Ho trattenuto a stento la voglia di gridare in un empito orgasmatico che, chissà perché, mi ha fatto pensare al tipo con lo sguardo da laziale scornacchiato. Ho fatto gli ultimi metri, sempre con molta molta cautela (il sentiero era appena riconoscibile) ed ecco la meta tanto desiderata in tutto il suo splendore.
Ora, dovete sapere che di solito sono prudente quando passeggio, misuro le forze, cerco di non esagerare, soprattutto quando sono da solo. Ma ieri era tanta la voglia di quadrare il cerchio, di utilizzarlo, quel passaggio a Nord-Ovest nei boschi, che ho sottovalutato il fatto che da Catino sarei dovuto poi tornare alla macchina. In realtà il problema l’avevo avuto ben presente ma l’avevo bypassato dicendomi che avrei chiesto a qualcuno un passaggio per tornare a san Valentino: potevo chiederlo a mia moglie, che non avrebbe avuto problemi a venire a prendermi da casa, lo sapevo, o a un’amica che abita proprio a Catino, o ad altri amici che stanno lì vicino.
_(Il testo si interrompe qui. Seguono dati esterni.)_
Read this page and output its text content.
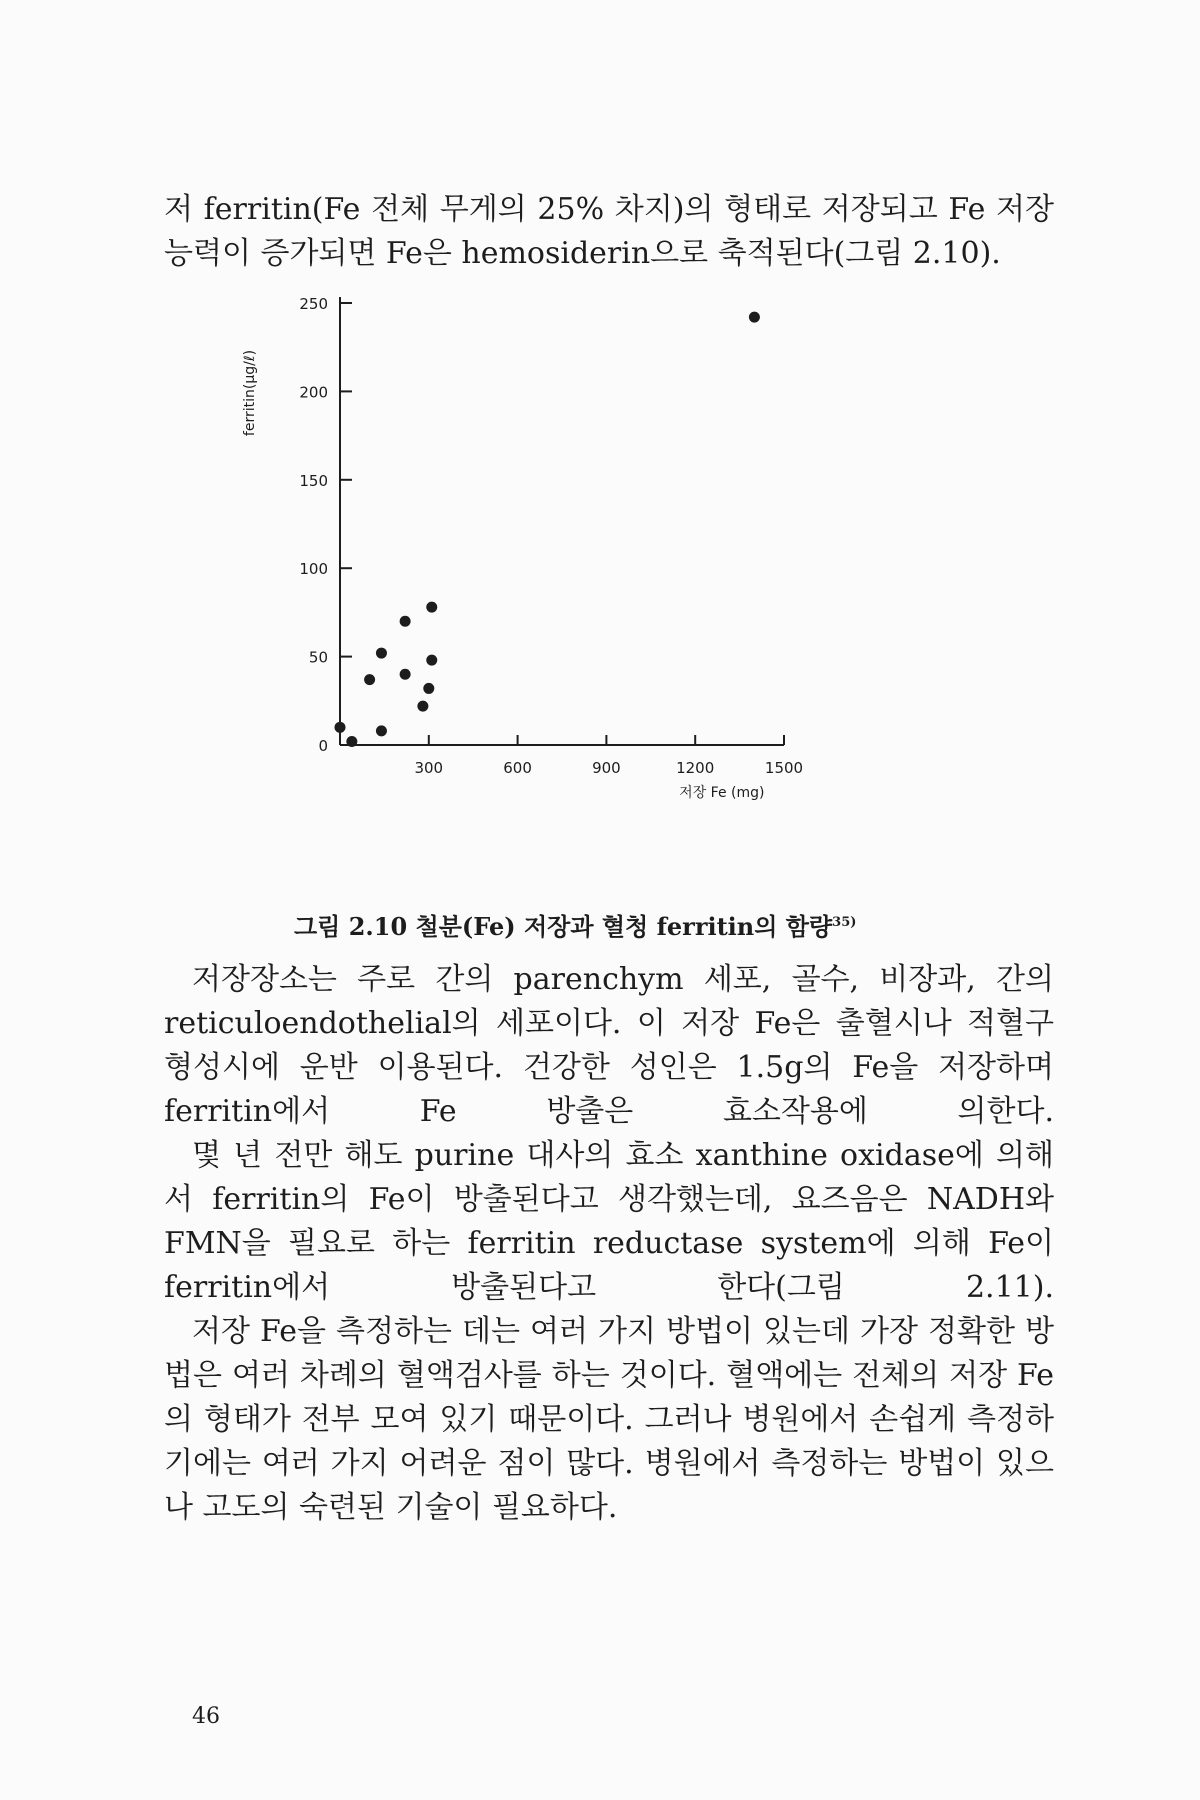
저 ferritin(Fe 전체 무게의 25% 차지)의 형태로 저장되고 Fe 저장능력이 증가되면 Fe은 hemosiderin으로 축적된다(그림 2.10).

300	600	900	1200	1500
0
50
100
150
200
250
ferritin(μg/ℓ)
저장 Fe (mg)
그림 2.10 철분(Fe) 저장과 혈청 ferritin의 함량$^{35)}$

저장장소는 주로 간의 parenchym 세포, 골수, 비장과, 간의 reticuloendothelial의 세포이다. 이 저장 Fe은 출혈시나 적혈구 형성시에 운반 이용된다. 건강한 성인은 1.5g의 Fe을 저장하며 ferritin에서 Fe 방출은 효소작용에 의한다.

몇 년 전만 해도 purine 대사의 효소 xanthine oxidase에 의해서 ferritin의 Fe이 방출된다고 생각했는데, 요즈음은 NADH와 FMN을 필요로 하는 ferritin reductase system에 의해 Fe이 ferritin에서 방출된다고 한다(그림 2.11).

저장 Fe을 측정하는 데는 여러 가지 방법이 있는데 가장 정확한 방법은 여러 차례의 혈액검사를 하는 것이다. 혈액에는 전체의 저장 Fe의 형태가 전부 모여 있기 때문이다. 그러나 병원에서 손쉽게 측정하기에는 여러 가지 어려운 점이 많다. 병원에서 측정하는 방법이 있으나 고도의 숙련된 기술이 필요하다.

46
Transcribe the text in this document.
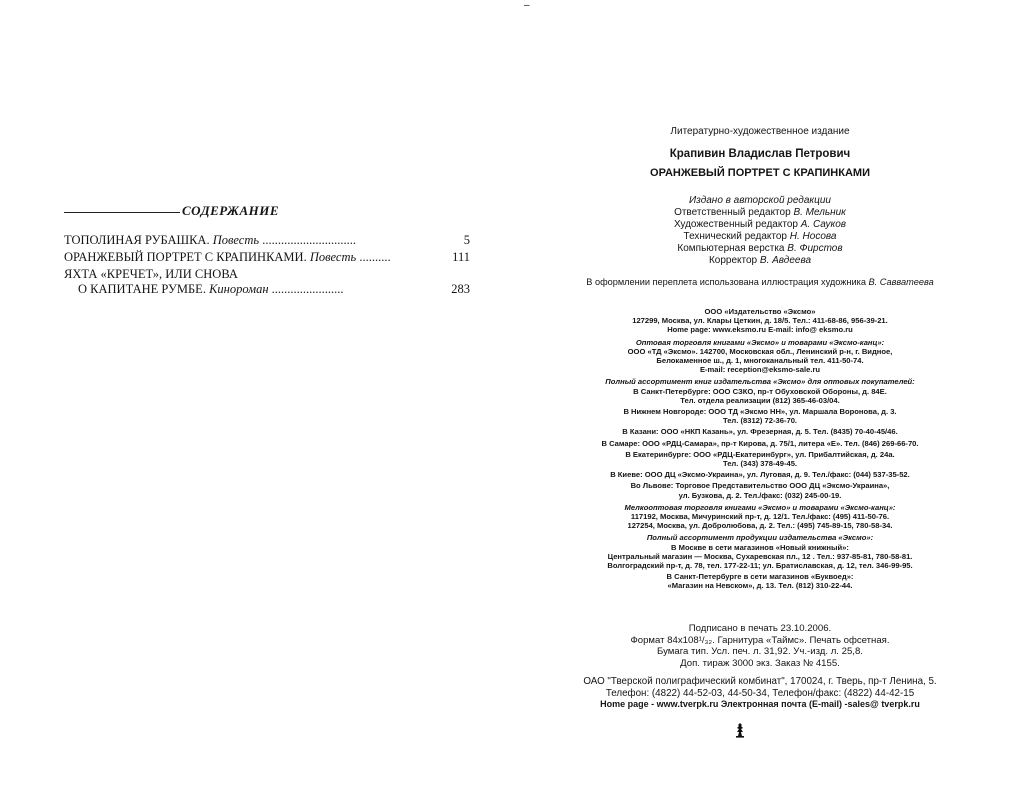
–
СОДЕРЖАНИЕ
ТОПОЛИНАЯ РУБАШКА. Повесть ..............................	5
ОРАНЖЕВЫЙ ПОРТРЕТ С КРАПИНКАМИ. Повесть ..........	111
ЯХТА «КРЕЧЕТ», ИЛИ СНОВА
О КАПИТАНЕ РУМБЕ. Кинороман .......................	283
Литературно-художественное издание
Крапивин Владислав Петрович
ОРАНЖЕВЫЙ ПОРТРЕТ С КРАПИНКАМИ
Издано в авторской редакции
Ответственный редактор В. Мельник
Художественный редактор А. Сауков
Технический редактор Н. Носова
Компьютерная верстка В. Фирстов
Корректор В. Авдеева
В оформлении переплета использована иллюстрация художника В. Савватеева
ООО «Издательство «Эксмо»
127299, Москва, ул. Клары Цеткин, д. 18/5. Тел.: 411-68-86, 956-39-21.
Home page: www.eksmo.ru E-mail: info@ eksmo.ru
Оптовая торговля книгами «Эксмо» и товарами «Эксмо-канц»:
ООО «ТД «Эксмо». 142700, Московская обл., Ленинский р-н, г. Видное,
Белокаменное ш., д. 1, многоканальный тел. 411-50-74.
E-mail: reception@eksmo-sale.ru
Полный ассортимент книг издательства «Эксмо» для оптовых покупателей:
В Санкт-Петербурге: ООО СЗКО, пр-т Обуховской Обороны, д. 84Е.
Тел. отдела реализации (812) 365-46-03/04.
В Нижнем Новгороде: ООО ТД «Эксмо НН», ул. Маршала Воронова, д. 3.
Тел. (8312) 72-36-70.
В Казани: ООО «НКП Казань», ул. Фрезерная, д. 5. Тел. (8435) 70-40-45/46.
В Самаре: ООО «РДЦ-Самара», пр-т Кирова, д. 75/1, литера «Е». Тел. (846) 269-66-70.
В Екатеринбурге: ООО «РДЦ-Екатеринбург», ул. Прибалтийская, д. 24а.
Тел. (343) 378-49-45.
В Киеве: ООО ДЦ «Эксмо-Украина», ул. Луговая, д. 9. Тел./факс: (044) 537-35-52.
Во Львове: Торговое Представительство ООО ДЦ «Эксмо-Украина»,
ул. Бузкова, д. 2. Тел./факс: (032) 245-00-19.
Мелкооптовая торговля книгами «Эксмо» и товарами «Эксмо-канц»:
117192, Москва, Мичуринский пр-т, д. 12/1. Тел./факс: (495) 411-50-76.
127254, Москва, ул. Добролюбова, д. 2. Тел.: (495) 745-89-15, 780-58-34.
Полный ассортимент продукции издательства «Эксмо»:
В Москве в сети магазинов «Новый книжный»:
Центральный магазин — Москва, Сухаревская пл., 12 . Тел.: 937-85-81, 780-58-81.
Волгоградский пр-т, д. 78, тел. 177-22-11; ул. Братиславская, д. 12, тел. 346-99-95.
В Санкт-Петербурге в сети магазинов «Буквоед»:
«Магазин на Невском», д. 13. Тел. (812) 310-22-44.
Подписано в печать 23.10.2006.
Формат 84x108¹/₃₂. Гарнитура «Таймс». Печать офсетная.
Бумага тип. Усл. печ. л. 31,92. Уч.-изд. л. 25,8.
Доп. тираж 3000 экз. Заказ № 4155.
ОАО "Тверской полиграфический комбинат", 170024, г. Тверь, пр-т Ленина, 5.
Телефон: (4822) 44-52-03, 44-50-34, Телефон/факс: (4822) 44-42-15
Home page - www.tverpk.ru Электронная почта (E-mail) -sales@ tverpk.ru
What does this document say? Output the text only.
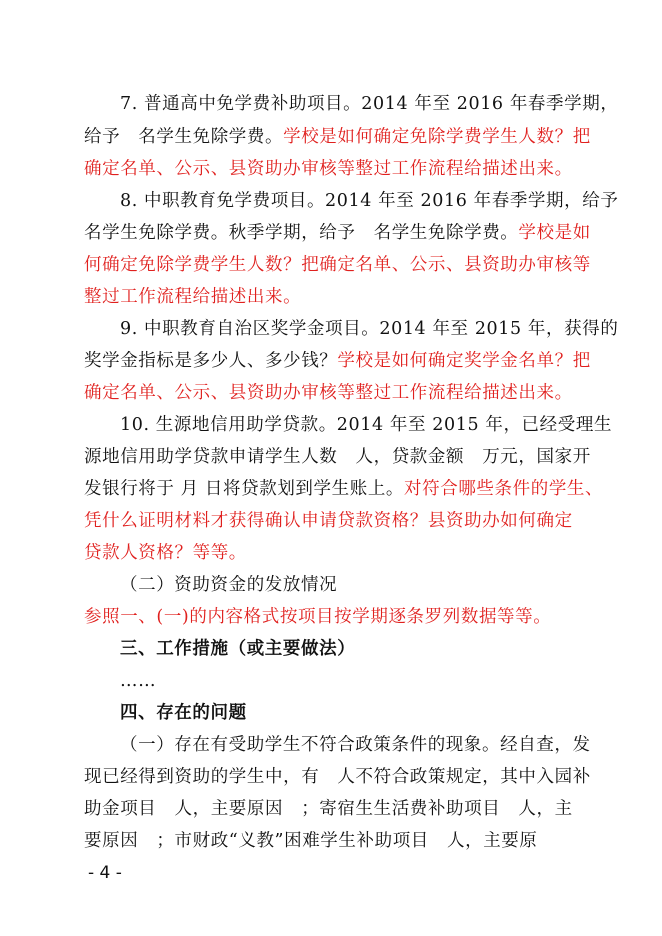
7. 普通高中免学费补助项目。2014 年至 2016 年春季学期，
给予　名学生免除学费。学校是如何确定免除学费学生人数？把
确定名单、公示、县资助办审核等整过工作流程给描述出来。
8. 中职教育免学费项目。2014 年至 2016 年春季学期，给予
名学生免除学费。秋季学期，给予　名学生免除学费。学校是如
何确定免除学费学生人数？把确定名单、公示、县资助办审核等
整过工作流程给描述出来。
9. 中职教育自治区奖学金项目。2014 年至 2015 年，获得的
奖学金指标是多少人、多少钱？学校是如何确定奖学金名单？把
确定名单、公示、县资助办审核等整过工作流程给描述出来。
10. 生源地信用助学贷款。2014 年至 2015 年，已经受理生
源地信用助学贷款申请学生人数　人，贷款金额　万元，国家开
发银行将于 月 日将贷款划到学生账上。对符合哪些条件的学生、
凭什么证明材料才获得确认申请贷款资格？县资助办如何确定
贷款人资格？等等。
（二）资助资金的发放情况
参照一、(一)的内容格式按项目按学期逐条罗列数据等等。
三、工作措施（或主要做法）
……
四、存在的问题
（一）存在有受助学生不符合政策条件的现象。经自查，发
现已经得到资助的学生中，有　人不符合政策规定，其中入园补
助金项目　人，主要原因　；寄宿生生活费补助项目　人，主
要原因　；市财政“义教”困难学生补助项目　人，主要原
- 4 -
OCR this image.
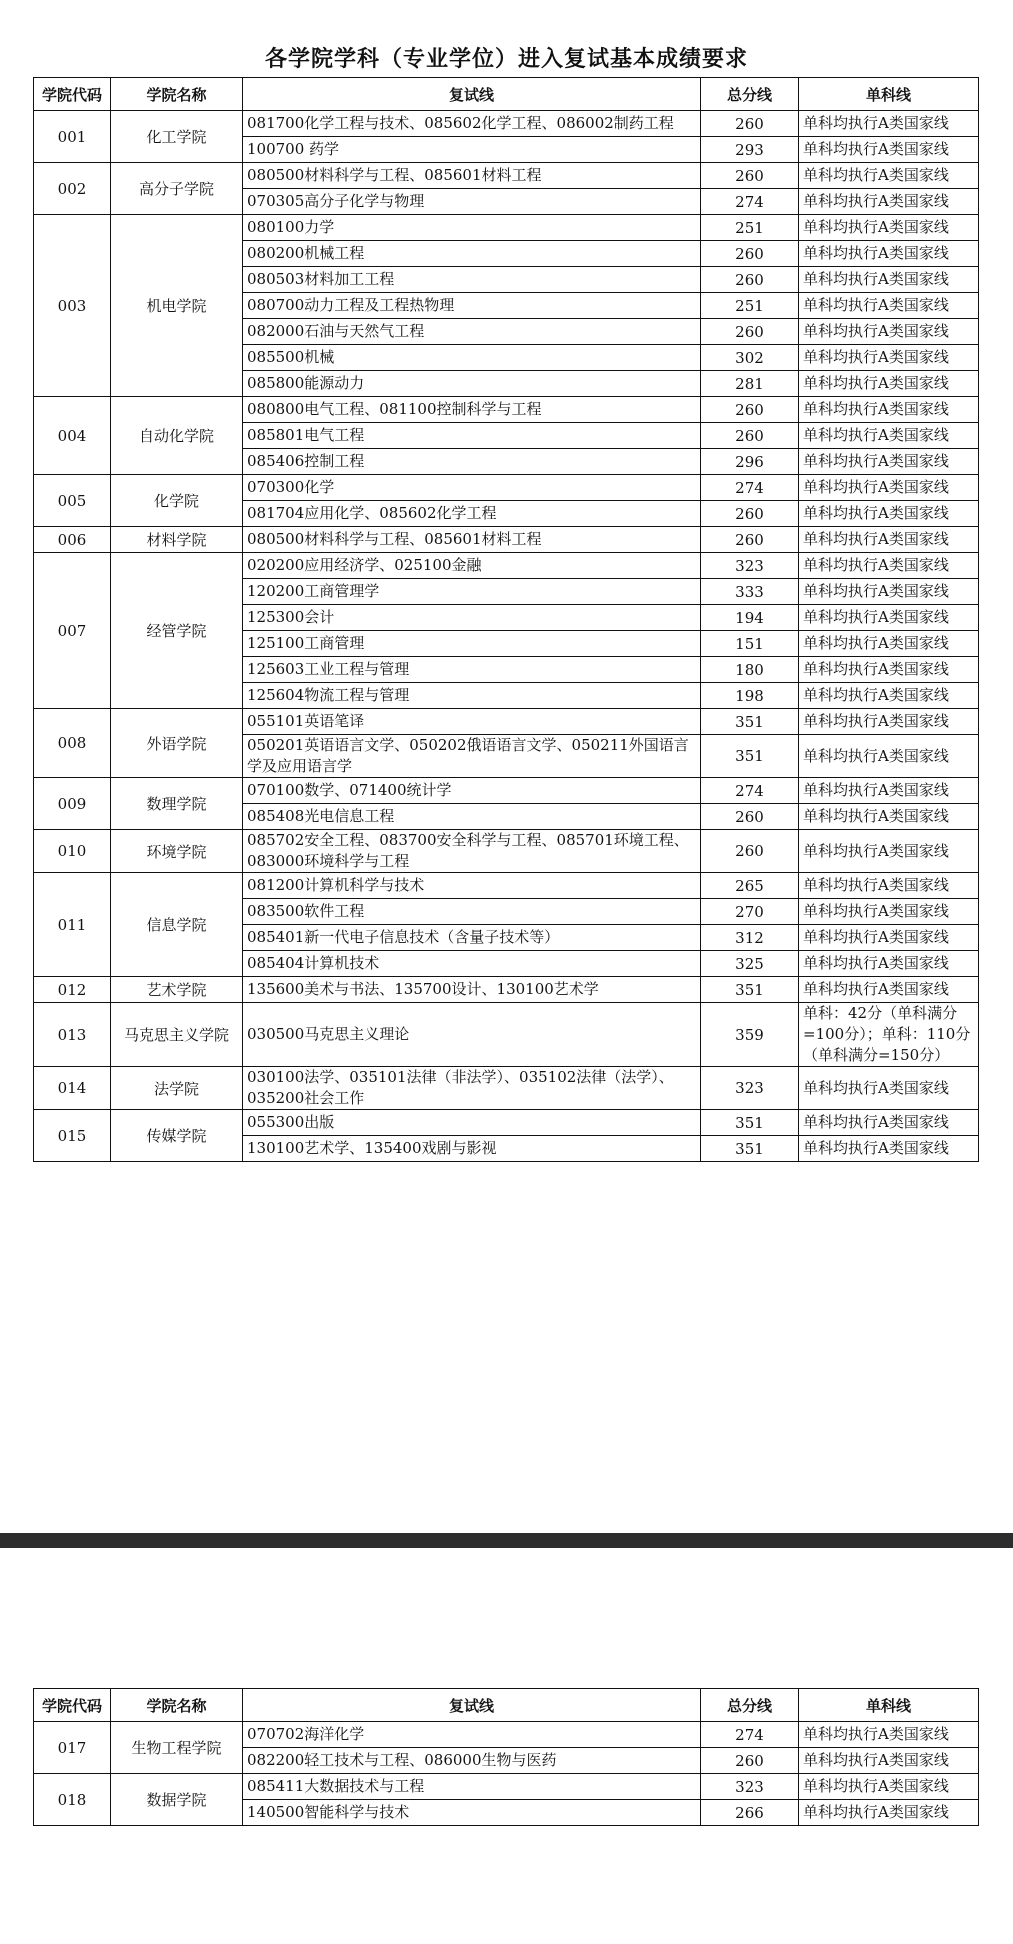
各学院学科（专业学位）进入复试基本成绩要求
学院代码	学院名称	复试线	总分线	单科线
001	化工学院	081700化学工程与技术、085602化学工程、086002制药工程	260	单科均执行A类国家线
		100700 药学	293	单科均执行A类国家线
002	高分子学院	080500材料科学与工程、085601材料工程	260	单科均执行A类国家线
		070305高分子化学与物理	274	单科均执行A类国家线
003	机电学院	080100力学	251	单科均执行A类国家线
		080200机械工程	260	单科均执行A类国家线
		080503材料加工工程	260	单科均执行A类国家线
		080700动力工程及工程热物理	251	单科均执行A类国家线
		082000石油与天然气工程	260	单科均执行A类国家线
		085500机械	302	单科均执行A类国家线
		085800能源动力	281	单科均执行A类国家线
004	自动化学院	080800电气工程、081100控制科学与工程	260	单科均执行A类国家线
		085801电气工程	260	单科均执行A类国家线
		085406控制工程	296	单科均执行A类国家线
005	化学院	070300化学	274	单科均执行A类国家线
		081704应用化学、085602化学工程	260	单科均执行A类国家线
006	材料学院	080500材料科学与工程、085601材料工程	260	单科均执行A类国家线
007	经管学院	020200应用经济学、025100金融	323	单科均执行A类国家线
		120200工商管理学	333	单科均执行A类国家线
		125300会计	194	单科均执行A类国家线
		125100工商管理	151	单科均执行A类国家线
		125603工业工程与管理	180	单科均执行A类国家线
		125604物流工程与管理	198	单科均执行A类国家线
008	外语学院	055101英语笔译	351	单科均执行A类国家线
		050201英语语言文学、050202俄语语言文学、050211外国语言学及应用语言学	351	单科均执行A类国家线
009	数理学院	070100数学、071400统计学	274	单科均执行A类国家线
		085408光电信息工程	260	单科均执行A类国家线
010	环境学院	085702安全工程、083700安全科学与工程、085701环境工程、083000环境科学与工程	260	单科均执行A类国家线
011	信息学院	081200计算机科学与技术	265	单科均执行A类国家线
		083500软件工程	270	单科均执行A类国家线
		085401新一代电子信息技术（含量子技术等）	312	单科均执行A类国家线
		085404计算机技术	325	单科均执行A类国家线
012	艺术学院	135600美术与书法、135700设计、130100艺术学	351	单科均执行A类国家线
013	马克思主义学院	030500马克思主义理论	359	单科：42分（单科满分=100分）；单科：110分（单科满分=150分）
014	法学院	030100法学、035101法律（非法学）、035102法律（法学）、035200社会工作	323	单科均执行A类国家线
015	传媒学院	055300出版	351	单科均执行A类国家线
		130100艺术学、135400戏剧与影视	351	单科均执行A类国家线
学院代码	学院名称	复试线	总分线	单科线
017	生物工程学院	070702海洋化学	274	单科均执行A类国家线
		082200轻工技术与工程、086000生物与医药	260	单科均执行A类国家线
018	数据学院	085411大数据技术与工程	323	单科均执行A类国家线
		140500智能科学与技术	266	单科均执行A类国家线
Ma alla fine della fiera, un po’ perché si era fatta l’ora di pranzo e non volevo disturbare, un po’ perché inconsciamente non volevo sprecare l’ora di gloria appena vissuta con un’ammissione di debolezza (ma quanto sei scemo Enrico…) alla fine sono tornato alla macchina camminando sulla strada Finocchieto. E non sono stati tanto i cinque chilometri da Catino all’inizio della salita di San Valentino, che ho percorso baldanzosamente (si fa per sempre per dire…) in un’ora. No, il peggio sono stati i due chilometri e rotti finali fino alla macchina, con 250 metri di dislivello: una pendenza media superiore all’11 per cento con molti tratti al 20. Un’iradiddio che fa sì che ancora stamattina io mi senta “un po’ stanchino” (per dirla alla Forrest Gump).
Un cimento che m’impediva persino di sorridere al pensiero del “laziale”, della sua espressione e della mia ingenuità. Adesso posso dirvela tutta: solo dopo essere passato accanto alla macchina e aver detto il mio timido “buongiorno”, a lui che aveva quell’espressione un po’ così, solo allora mi sono accorto con la coda dell’occhio dei capelli biondi della signora con la testa affondata nel grembo di lui, interrotta sul più bello dal passeggiatore, distratto seppur cortese.
P.S. Ecco la mappa del giro fatto, ritoccata da me in quanto il telefono era “morto” poco dopo aver iniziato la salita finale. Undici chilometri e mezzo, 600 metri di dislivello, quattro ore per farlo. Sono contento di averlo fatto, questo giro. Non credo che lo rifarò molto presto.